Africa

Africa’s Biggest Telco Is Suing Ghanaian Authorities In Monopoly Scuffle


July 6, 2020

The MTN Ghana monopoly debate has taken quite the turn. The telco is suing Ghana’s telecoms regulator, the National Communication Authority (NCA), for declaring it as a Dominant/Significant Market Power (SMP) in Ghana’s telecom space.

MTN Ghana, the Ghanaian subsidiary of Africa’s biggest telco, MTN Group, currently controls nearly 70 percent of the country’s data subscriptions market share and just under 60 percent of voice. It also owns the leading mobile money platform in Ghana, by far outstripping other telcos and even outdoing banks.

MTN Ghana’s mobile money service accounted for more than 90 percent of the country’s mobile money deposits with a combined value of USD 453.8 Mn as of October 2017. AirtelTigo claimed second place, controlling 3.6 percent of the total, while Vodafone took third place, with 2.5 percent.

Last month, it was revealed that Ghana has decided to adopt a set of policies to dilute the dominance of MTN in the country’s telecommunications market, the government said in a recent statement. 

“The NCA will, in the coming days, begin the implementation of specific policies to ensure a level-playing field for all network operators within the telecommunications industry,” a portion of the statement reads.

The NCA had declared MTN a significant market power, making it necessary for the regulator to take corrective action to allow more market competition and prevent the creation of an unhealthy monopoly that might suffocate the competition and lead to poor standards of service and bloated pricing, ultimately.

The corrective interventions talked up by the NCA include implementing a “favourable” connection rate for disadvantaged operators, the setting of minimum and maximum pricing on all telecoms and mobile money services, and ensuring that the various operator vendors are not subject to exclusionary pricing or behaviour.

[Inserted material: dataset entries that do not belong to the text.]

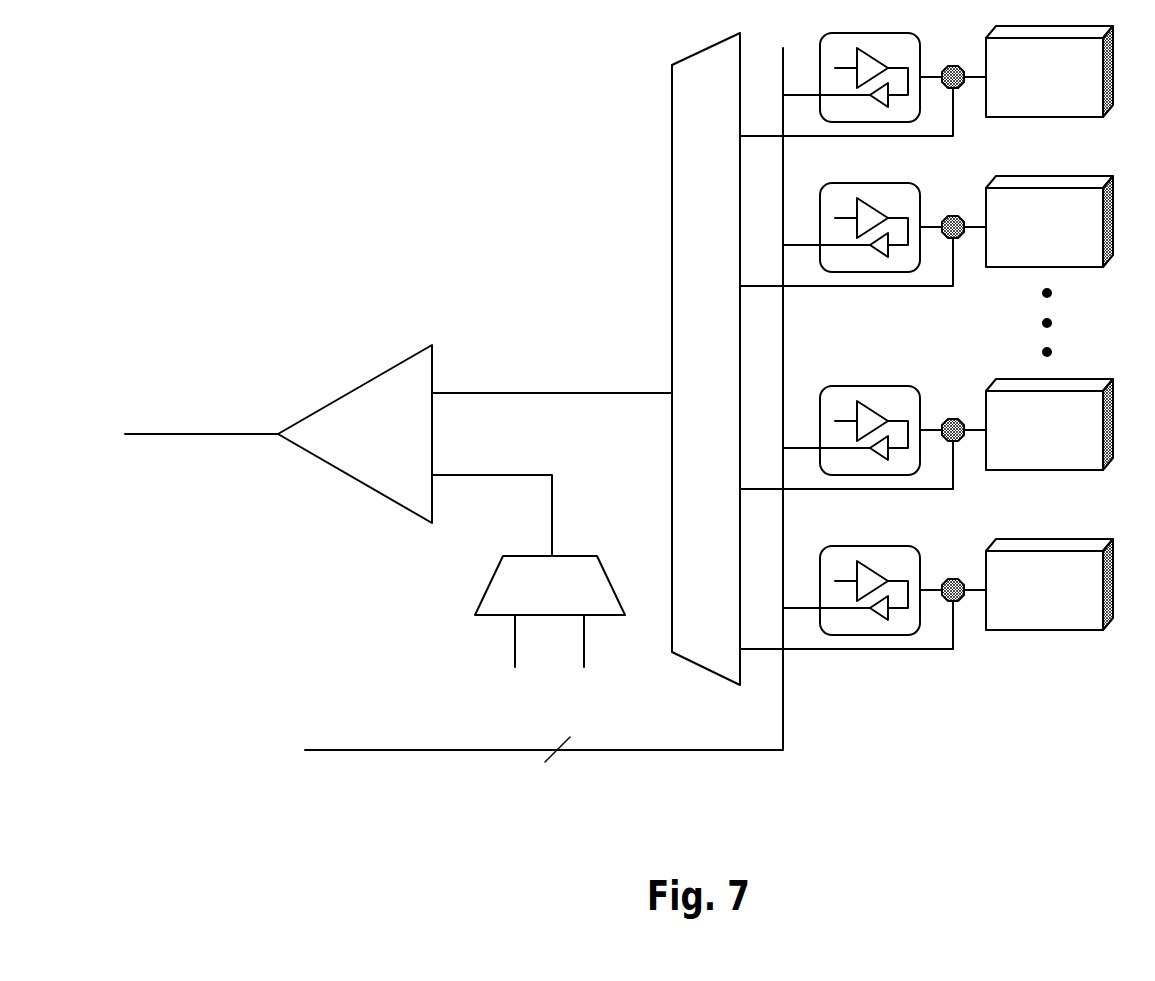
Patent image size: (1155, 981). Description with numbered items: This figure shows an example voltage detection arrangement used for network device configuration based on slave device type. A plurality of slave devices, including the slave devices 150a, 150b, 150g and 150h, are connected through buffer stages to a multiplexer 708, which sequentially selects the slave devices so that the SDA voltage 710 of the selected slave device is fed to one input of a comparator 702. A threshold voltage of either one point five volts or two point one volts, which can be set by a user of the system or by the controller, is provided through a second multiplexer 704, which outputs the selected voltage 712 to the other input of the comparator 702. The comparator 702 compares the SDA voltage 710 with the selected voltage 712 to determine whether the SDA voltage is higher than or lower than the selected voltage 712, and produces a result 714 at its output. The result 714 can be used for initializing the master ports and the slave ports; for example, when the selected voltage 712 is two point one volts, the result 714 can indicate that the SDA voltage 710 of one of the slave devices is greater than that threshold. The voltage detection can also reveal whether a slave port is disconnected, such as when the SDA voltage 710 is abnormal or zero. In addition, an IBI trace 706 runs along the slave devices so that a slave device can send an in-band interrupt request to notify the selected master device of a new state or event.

The comparator 702 is at (357, 387).
The multiplexer 704 is at (485, 585).
The IBI trace 706 is at (407, 750).
The multiplexer 708 is at (672, 200).
The SDA voltage 710 is at (575, 393).
The selected voltage 712 is at (525, 475).
The result 714 is at (230, 434).
The slave device 150a is at (1015, 89).
The slave device 150b is at (1015, 239).
The slave device 150g is at (1015, 442).
The slave device 150h is at (1015, 602).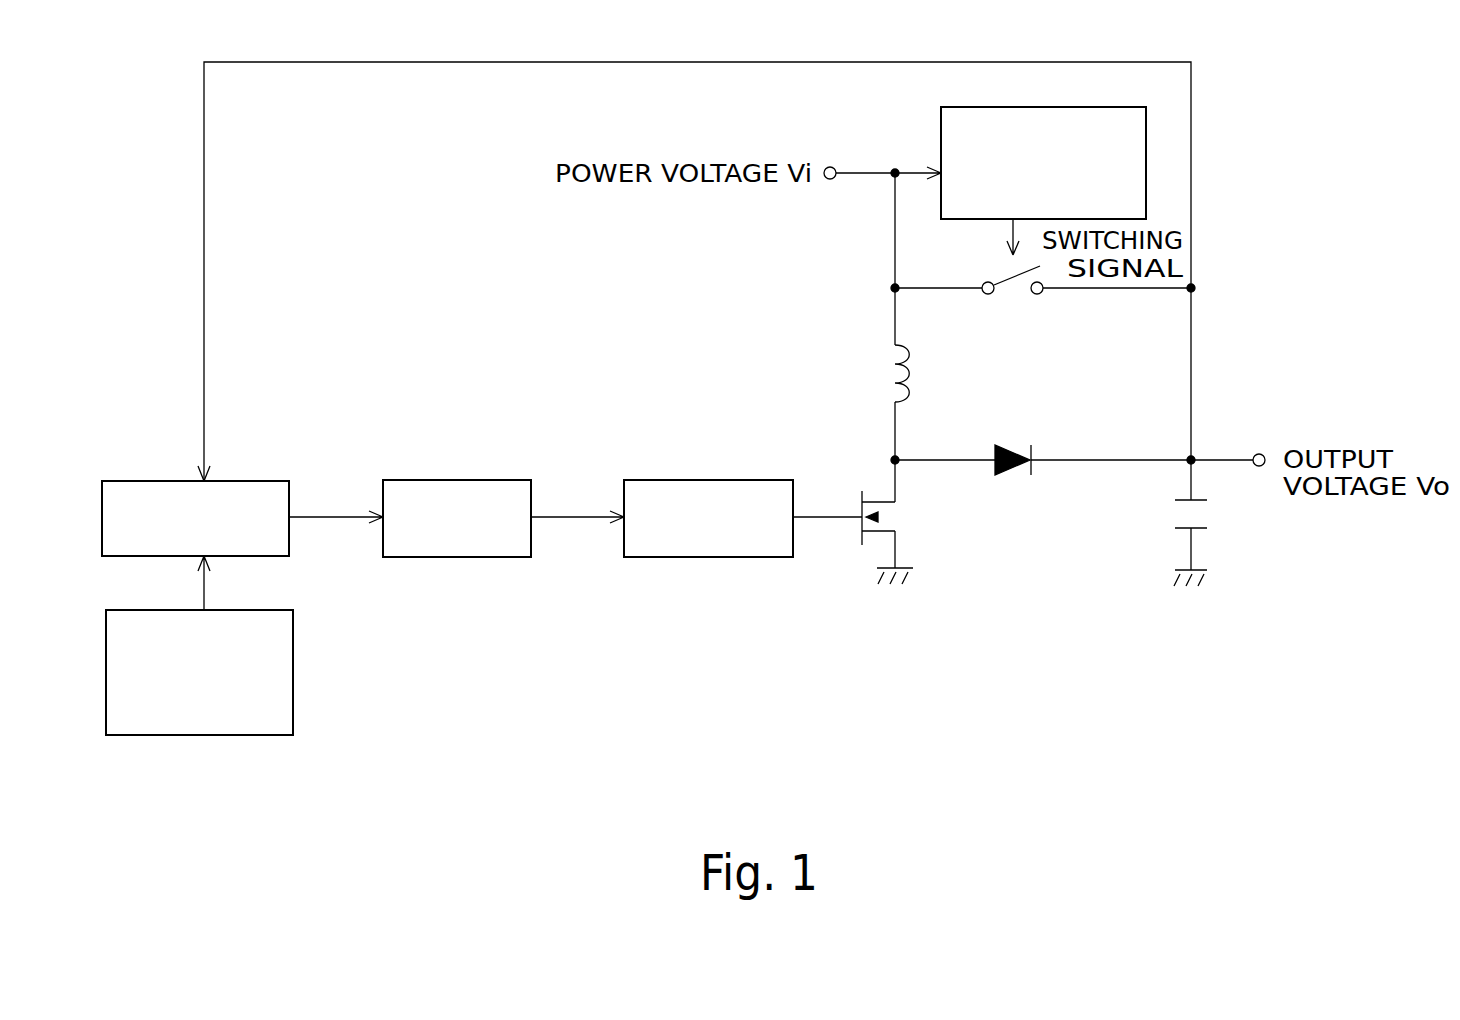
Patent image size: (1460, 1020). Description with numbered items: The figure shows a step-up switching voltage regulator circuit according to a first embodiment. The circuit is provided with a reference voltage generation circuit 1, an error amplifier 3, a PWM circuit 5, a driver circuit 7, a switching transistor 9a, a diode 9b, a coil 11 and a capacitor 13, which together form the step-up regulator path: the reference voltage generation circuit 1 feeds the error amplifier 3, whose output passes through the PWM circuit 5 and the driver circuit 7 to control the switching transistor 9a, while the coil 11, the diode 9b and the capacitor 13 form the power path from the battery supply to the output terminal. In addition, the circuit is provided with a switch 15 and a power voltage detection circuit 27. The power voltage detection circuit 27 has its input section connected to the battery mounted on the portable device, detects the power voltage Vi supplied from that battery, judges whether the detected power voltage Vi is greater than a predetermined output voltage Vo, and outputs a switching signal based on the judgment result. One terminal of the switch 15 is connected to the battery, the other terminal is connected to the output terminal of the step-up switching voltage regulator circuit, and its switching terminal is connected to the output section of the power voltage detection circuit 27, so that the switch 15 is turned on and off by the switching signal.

But MTN Ghana is now seeking judicial review of this development. In simpler terms, MTN Ghana is taking the NCA to court for designating the telco as a dominant market power on the cusp of full-on monopoly.

In a statement issued by the company’s Corporate Services Executive, Samuel Koranteng, the telecom giant argued that the designation essentially provides that a target or special regulatory restrictions would be, at any given time, enforced possibly on MTN Ghana to potentially limit the company’s growth, performance, innovativeness, and its competitiveness in the telecoms market.

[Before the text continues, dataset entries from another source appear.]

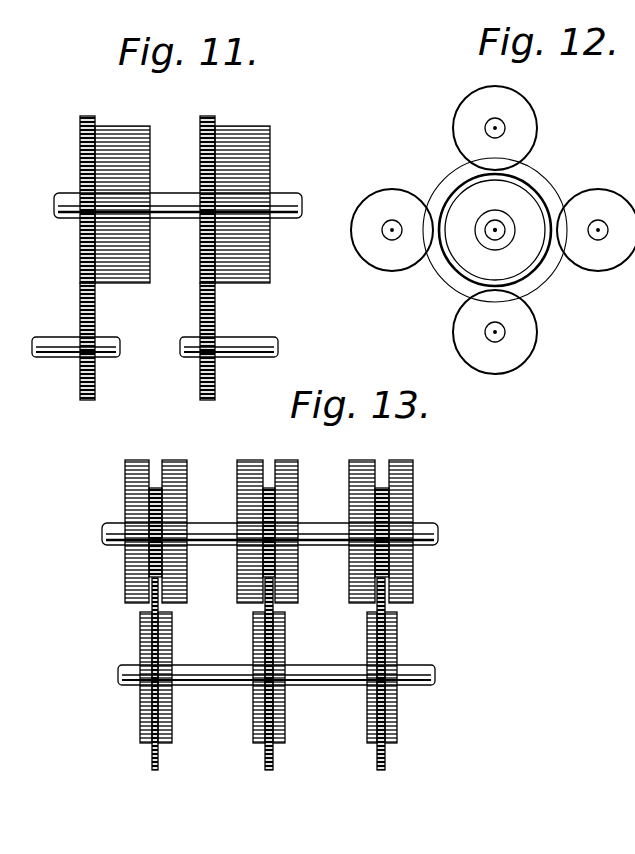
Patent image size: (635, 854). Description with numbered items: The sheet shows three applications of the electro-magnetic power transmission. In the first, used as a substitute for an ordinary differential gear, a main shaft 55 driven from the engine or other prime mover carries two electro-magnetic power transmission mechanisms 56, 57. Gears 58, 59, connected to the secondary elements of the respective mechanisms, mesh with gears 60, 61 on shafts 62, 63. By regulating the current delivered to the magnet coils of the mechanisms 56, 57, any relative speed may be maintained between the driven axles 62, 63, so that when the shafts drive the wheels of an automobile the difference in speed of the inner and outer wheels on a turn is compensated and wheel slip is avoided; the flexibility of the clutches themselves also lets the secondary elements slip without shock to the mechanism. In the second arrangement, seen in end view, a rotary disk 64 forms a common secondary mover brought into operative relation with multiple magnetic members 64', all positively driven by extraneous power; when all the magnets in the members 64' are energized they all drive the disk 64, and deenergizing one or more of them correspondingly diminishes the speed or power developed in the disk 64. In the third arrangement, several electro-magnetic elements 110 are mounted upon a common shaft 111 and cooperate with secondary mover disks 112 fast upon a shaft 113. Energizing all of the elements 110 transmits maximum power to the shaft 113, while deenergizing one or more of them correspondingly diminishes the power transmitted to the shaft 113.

In FIG. 11, the main shaft 55 is at (293, 194).
In FIG. 11, the electro-magnetic power transmission mechanism 56 is at (128, 126).
In FIG. 11, the electro-magnetic power transmission mechanism 57 is at (257, 126).
In FIG. 11, the gear 58 is at (79, 274).
In FIG. 11, the gear 59 is at (199, 274).
In FIG. 11, the gear 60 is at (79, 390).
In FIG. 11, the gear 61 is at (199, 390).
In FIG. 11, the shaft 62 is at (114, 337).
In FIG. 11, the shaft 63 is at (265, 337).
In FIG. 12, the rotary disk 64 is at (504, 227).
In FIG. 12, the magnetic members 64' is at (490, 230).
In FIG. 13, the electro-magnetic elements 110 is at (348, 470).
In FIG. 13, the common shaft 111 is at (472, 516).
In FIG. 13, the secondary mover disks 112 is at (384, 770).
In FIG. 13, the shaft 113 is at (468, 656).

It further stated that after much consultation, and as a last resort, MTN Ghana made the difficult decision to resort to the Law Courts for redress in the form of a judicial review of NCA’s decision. This, it claims, would ensure the observance of the requirements of procedural fairness.

“We believe that the regulatory authority must follow the applicable legislation and global industry best practices. As a responsible and ethical leader, MTN is neither aware of any industry economics/market study to establish market failure nor has MTN taken any steps or engaged in anti-competitive behaviour,” reads the company’s statement.

The telco, however, acknowledges that despite taking to the courts, it is also open to dialogue that can bring about a speedy resolution of the matter.

In Kenya, the telco, Safaricom, has a similar grip on the country’s telecoms and mobile money markets, controlling 68 percent and 98 percent of both segments respectively. Attempts to check Safaricom’s dominance in Kenya haven’t yielded much fruit. 

The NCA seems to be wary of MTN Ghana pulling off a Safaricom in Ghana and has moved to check its dominance early. But the Ghanaian arm of the South African telco is fighting back, albeit maintaining that it is not opposed to steps by the regulator to further enhance Ghana’s telecoms industry provided those steps are fair and legal.

The emergence of another court battle would add to the telco’s growing list of ongoing legal faceoffs, as MTN Group is also currently embroiled in an anti-terrorism suit filed in a US court.